Temps de lecture :2 minutes
It is hard to think of a better symbol of mankind’s mastery over nature than dams and barrages, which hold back the power of water. More than 50,000 dams over a height of 50 feet (15 meters) have been built across rivers of the world, causing unprecedented changes to the planet’s hydrology.
The benefits of dams are well known. They are a relatively “clean” source of electricity that can adapt to demand. They also enable irrigation, allowing a considerable rise in crop yields: the 20% of irrigated crops worldwide represent 40% of production. The majority of the world’s dams are used for agricultural rather than hydroelectric purposes.

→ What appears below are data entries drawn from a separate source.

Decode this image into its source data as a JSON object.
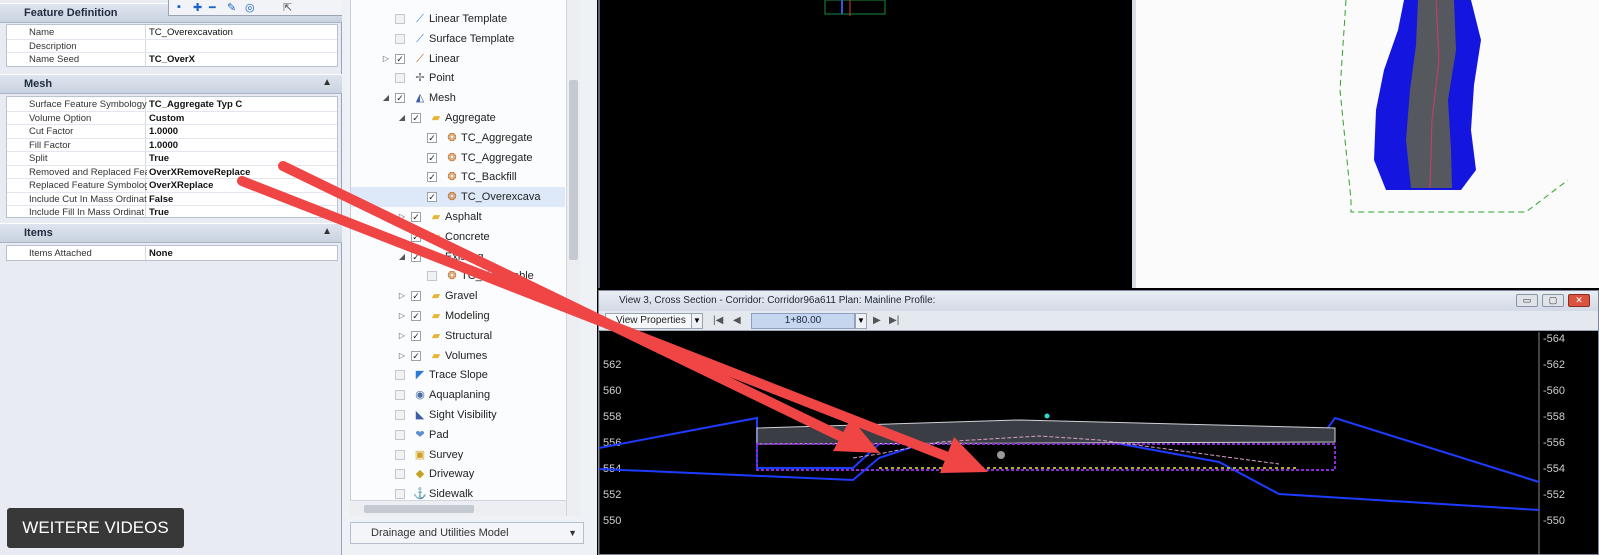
{
  "toolbar": {
    "icons": [
      "select-icon",
      "add-icon",
      "remove-icon",
      "edit-icon",
      "target-icon"
    ]
  },
  "feature_definition": {
    "title": "Feature Definition",
    "rows": [
      {
        "key": "Name",
        "value": "TC_Overexcavation"
      },
      {
        "key": "Description",
        "value": ""
      },
      {
        "key": "Name Seed",
        "value": "TC_OverX"
      }
    ]
  },
  "mesh": {
    "title": "Mesh",
    "rows": [
      {
        "key": "Surface Feature Symbology",
        "value": "TC_Aggregate Typ C"
      },
      {
        "key": "Volume Option",
        "value": "Custom"
      },
      {
        "key": "Cut Factor",
        "value": "1.0000"
      },
      {
        "key": "Fill Factor",
        "value": "1.0000"
      },
      {
        "key": "Split",
        "value": "True"
      },
      {
        "key": "Removed and Replaced Fea",
        "value": "OverXRemoveReplace"
      },
      {
        "key": "Replaced Feature Symbolog",
        "value": "OverXReplace"
      },
      {
        "key": "Include Cut In Mass Ordinat",
        "value": "False"
      },
      {
        "key": "Include Fill In Mass Ordinat",
        "value": "True"
      }
    ]
  },
  "items": {
    "title": "Items",
    "rows": [
      {
        "key": "Items Attached",
        "value": "None"
      }
    ]
  },
  "tree": {
    "items": [
      {
        "label": "Linear Template",
        "level": 1,
        "checked": false,
        "expand": "",
        "icon": "template-icon"
      },
      {
        "label": "Surface Template",
        "level": 1,
        "checked": false,
        "expand": "",
        "icon": "template-icon"
      },
      {
        "label": "Linear",
        "level": 1,
        "checked": true,
        "expand": "▷",
        "icon": "linear-icon"
      },
      {
        "label": "Point",
        "level": 1,
        "checked": false,
        "expand": "",
        "icon": "point-icon"
      },
      {
        "label": "Mesh",
        "level": 1,
        "checked": true,
        "expand": "◢",
        "icon": "mesh-icon"
      },
      {
        "label": "Aggregate",
        "level": 2,
        "checked": true,
        "expand": "◢",
        "icon": "folder-icon"
      },
      {
        "label": "TC_Aggregate",
        "level": 3,
        "checked": true,
        "expand": "",
        "icon": "feature-icon"
      },
      {
        "label": "TC_Aggregate",
        "level": 3,
        "checked": true,
        "expand": "",
        "icon": "feature-icon"
      },
      {
        "label": "TC_Backfill",
        "level": 3,
        "checked": true,
        "expand": "",
        "icon": "feature-icon"
      },
      {
        "label": "TC_Overexcava",
        "level": 3,
        "checked": true,
        "expand": "",
        "icon": "feature-icon",
        "selected": true
      },
      {
        "label": "Asphalt",
        "level": 2,
        "checked": true,
        "expand": "▷",
        "icon": "folder-icon"
      },
      {
        "label": "Concrete",
        "level": 2,
        "checked": true,
        "expand": "",
        "icon": "folder-icon"
      },
      {
        "label": "Existing",
        "level": 2,
        "checked": true,
        "expand": "◢",
        "icon": "folder-icon"
      },
      {
        "label": "TC_Unsuitable",
        "level": 3,
        "checked": false,
        "expand": "",
        "icon": "feature-icon"
      },
      {
        "label": "Gravel",
        "level": 2,
        "checked": true,
        "expand": "▷",
        "icon": "folder-icon"
      },
      {
        "label": "Modeling",
        "level": 2,
        "checked": true,
        "expand": "▷",
        "icon": "folder-icon"
      },
      {
        "label": "Structural",
        "level": 2,
        "checked": true,
        "expand": "▷",
        "icon": "folder-icon"
      },
      {
        "label": "Volumes",
        "level": 2,
        "checked": true,
        "expand": "▷",
        "icon": "folder-icon"
      },
      {
        "label": "Trace Slope",
        "level": 1,
        "checked": false,
        "expand": "",
        "icon": "trace-slope-icon"
      },
      {
        "label": "Aquaplaning",
        "level": 1,
        "checked": false,
        "expand": "",
        "icon": "aquaplaning-icon"
      },
      {
        "label": "Sight Visibility",
        "level": 1,
        "checked": false,
        "expand": "",
        "icon": "sight-visibility-icon"
      },
      {
        "label": "Pad",
        "level": 1,
        "checked": false,
        "expand": "",
        "icon": "pad-icon"
      },
      {
        "label": "Survey",
        "level": 1,
        "checked": false,
        "expand": "",
        "icon": "survey-icon"
      },
      {
        "label": "Driveway",
        "level": 1,
        "checked": false,
        "expand": "",
        "icon": "driveway-icon"
      },
      {
        "label": "Sidewalk",
        "level": 1,
        "checked": false,
        "expand": "",
        "icon": "sidewalk-icon"
      }
    ]
  },
  "model_bar": {
    "label": "Drainage and Utilities Model"
  },
  "cross_section": {
    "title": "View 3, Cross Section - Corridor: Corridor96a611 Plan: Mainline Profile:",
    "view_properties": "View Properties",
    "station": "1+80.00",
    "elevations_left": [
      "562",
      "560",
      "558",
      "556",
      "554",
      "552",
      "550"
    ],
    "elevations_right": [
      "564",
      "562",
      "560",
      "558",
      "556",
      "554",
      "552",
      "550"
    ]
  },
  "overlay": {
    "more_videos": "WEITERE VIDEOS"
  },
  "colors": {
    "ground_line": "#1e3cff",
    "pavement": "#cfd2d8",
    "overexcavation": "#8c2bd8",
    "aggregate": "#d7a0c8",
    "datum": "#e7e02a",
    "arrow": "#f04545"
  }
}
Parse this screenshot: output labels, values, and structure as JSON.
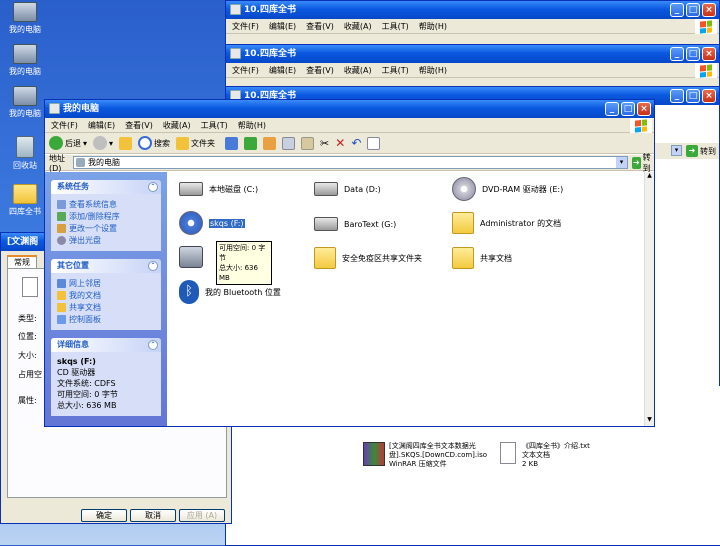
{
  "colors": {
    "title_blue": "#0a58e0",
    "task_link": "#215dc6",
    "pane_blue": "#6375d6",
    "face": "#ece9d8"
  },
  "desktop": {
    "icons": [
      {
        "label": "我的电脑",
        "icon": "computer-icon"
      },
      {
        "label": "我的电脑",
        "icon": "computer-icon"
      },
      {
        "label": "我的电脑",
        "icon": "computer-icon"
      },
      {
        "label": "回收站",
        "icon": "recycle-bin-icon"
      },
      {
        "label": "四库全书",
        "icon": "folder-icon"
      }
    ]
  },
  "bg_windows": [
    {
      "title": "10.四库全书",
      "menu": [
        "文件(F)",
        "编辑(E)",
        "查看(V)",
        "收藏(A)",
        "工具(T)",
        "帮助(H)"
      ]
    },
    {
      "title": "10.四库全书",
      "menu": [
        "文件(F)",
        "编辑(E)",
        "查看(V)",
        "收藏(A)",
        "工具(T)",
        "帮助(H)"
      ]
    },
    {
      "title": "10.四库全书",
      "go": "转到"
    }
  ],
  "main": {
    "title": "我的电脑",
    "menu": [
      "文件(F)",
      "编辑(E)",
      "查看(V)",
      "收藏(A)",
      "工具(T)",
      "帮助(H)"
    ],
    "toolbar": {
      "back": "后退",
      "search": "搜索",
      "folders": "文件夹"
    },
    "address": {
      "label": "地址(D)",
      "value": "我的电脑",
      "go": "转到"
    },
    "system_tasks": {
      "title": "系统任务",
      "items": [
        "查看系统信息",
        "添加/删除程序",
        "更改一个设置",
        "弹出光盘"
      ]
    },
    "other_places": {
      "title": "其它位置",
      "items": [
        "网上邻居",
        "我的文档",
        "共享文档",
        "控制面板"
      ]
    },
    "details": {
      "title": "详细信息",
      "name": "skqs (F:)",
      "type": "CD 驱动器",
      "fs": "文件系统: CDFS",
      "free": "可用空间: 0 字节",
      "total": "总大小: 636 MB"
    },
    "items": [
      {
        "label": "本地磁盘 (C:)",
        "icon": "hard-drive-icon"
      },
      {
        "label": "Data (D:)",
        "icon": "hard-drive-icon"
      },
      {
        "label": "DVD-RAM 驱动器 (E:)",
        "icon": "dvd-drive-icon"
      },
      {
        "label": "skqs (F:)",
        "icon": "cd-drive-icon"
      },
      {
        "label": "BaroText (G:)",
        "icon": "hard-drive-icon"
      },
      {
        "label": "Administrator 的文档",
        "icon": "folder-icon"
      },
      {
        "label": "",
        "icon": "camera-icon"
      },
      {
        "label": "安全免疫区共享文件夹",
        "icon": "shared-folder-icon"
      },
      {
        "label": "共享文档",
        "icon": "folder-icon"
      },
      {
        "label": "我的 Bluetooth 位置",
        "icon": "bluetooth-icon"
      }
    ],
    "tooltip": {
      "line1": "可用空间: 0 字节",
      "line2": "总大小: 636 MB"
    }
  },
  "props": {
    "title": "[文渊阁",
    "tab": "常规",
    "labels": [
      "类型:",
      "位置:",
      "大小:",
      "占用空",
      "属性:"
    ],
    "buttons": {
      "ok": "确定",
      "cancel": "取消",
      "apply": "应用 (A)"
    }
  },
  "archive": {
    "files": [
      {
        "name": "[文渊阁四库全书文本数据光盘].SKQS.[DownCD.com].iso",
        "type": "WinRAR 压缩文件",
        "icon": "winrar-icon"
      },
      {
        "name": "《四库全书》介绍.txt",
        "type": "文本文档",
        "size": "2 KB",
        "icon": "text-file-icon"
      }
    ],
    "partial_type": "WinRAR 压缩文件"
  }
}
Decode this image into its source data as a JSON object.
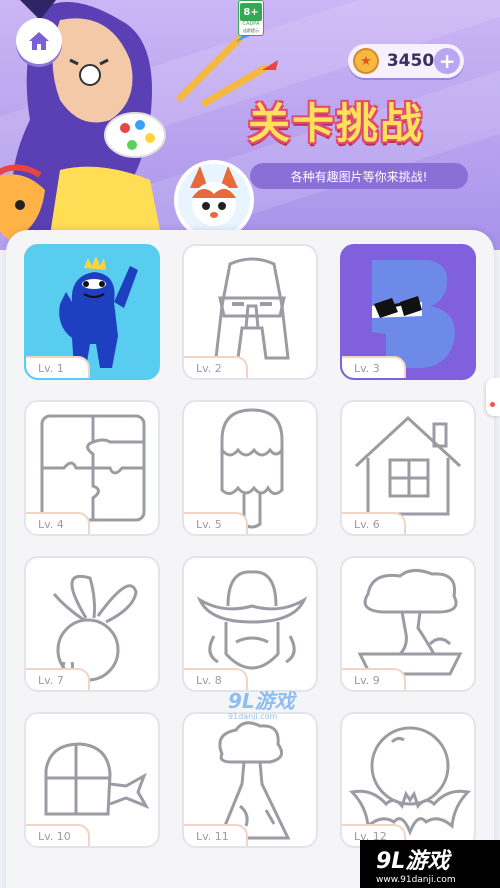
{
  "header": {
    "age_rating": "8+",
    "age_rating_org": "CADPA",
    "age_rating_note": "适龄提示",
    "coins": "3450",
    "title": "关卡挑战",
    "subtitle": "各种有趣图片等你来挑战!"
  },
  "icons": {
    "home": "home-icon",
    "coin": "star-coin-icon",
    "add": "plus-icon"
  },
  "levels": [
    {
      "label": "Lv. 1",
      "picture": "blue-monster",
      "state": "colored"
    },
    {
      "label": "Lv. 2",
      "picture": "letter-a-character",
      "state": "outline"
    },
    {
      "label": "Lv. 3",
      "picture": "letter-b-character",
      "state": "colored"
    },
    {
      "label": "Lv. 4",
      "picture": "jigsaw-puzzle",
      "state": "outline"
    },
    {
      "label": "Lv. 5",
      "picture": "popsicle",
      "state": "outline"
    },
    {
      "label": "Lv. 6",
      "picture": "house",
      "state": "outline"
    },
    {
      "label": "Lv. 7",
      "picture": "turnip",
      "state": "outline"
    },
    {
      "label": "Lv. 8",
      "picture": "cowboy",
      "state": "outline"
    },
    {
      "label": "Lv. 9",
      "picture": "bonsai-tree",
      "state": "outline"
    },
    {
      "label": "Lv. 10",
      "picture": "sushi",
      "state": "outline"
    },
    {
      "label": "Lv. 11",
      "picture": "volcano",
      "state": "outline"
    },
    {
      "label": "Lv. 12",
      "picture": "bat-moon",
      "state": "outline"
    }
  ],
  "watermarks": {
    "center_brand": "9L游戏",
    "center_url": "91danji.com",
    "corner_brand": "9L游戏",
    "corner_url": "www.91danji.com"
  },
  "colors": {
    "banner": "#b9a3ef",
    "title_fill": "#ffe25a",
    "title_stroke": "#e24a73",
    "level1_bg": "#59cdf0",
    "level3_bg": "#8060dc",
    "outline": "#9b9ba3"
  }
}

But dams also have a darker side, as has been demonstrated by an international group of experts—the World Commission on Dams. The issue was examined from three major perspectives. From an economic point of view, the planned costs of dam development, which are almost always supported by taxpayers, are regularly underestimated. At the same time, the economic benefits are frequently overestimated, particularly in developmental terms. On a social level, dam-building projects, especially in the countries of the South, are rarely profitable to all. Rural farmers are often forced off the land and into overcrowded cities. From an ecological perspective, finally, the trapping of sediment by dams has had destructive consequences for the deltas of almost all the world’s major rivers, causing them to deepen, and increasing erosion. Many wetland areas with rich biodiversity have been flooded, water quality has been affected and fish migration disturbed. In tropical zones, dams can also lead to an increase in methane, which adds to global warming.
As a result, a more reponsible attitude to dam construction is taking hold. The desire to tame nature is now being replaced by a wish to “collaborate” with it. An era of smaller-scale dams, based on more thorough studies of environmental impact, may come to supersede the day of the all-powerful civil engineer.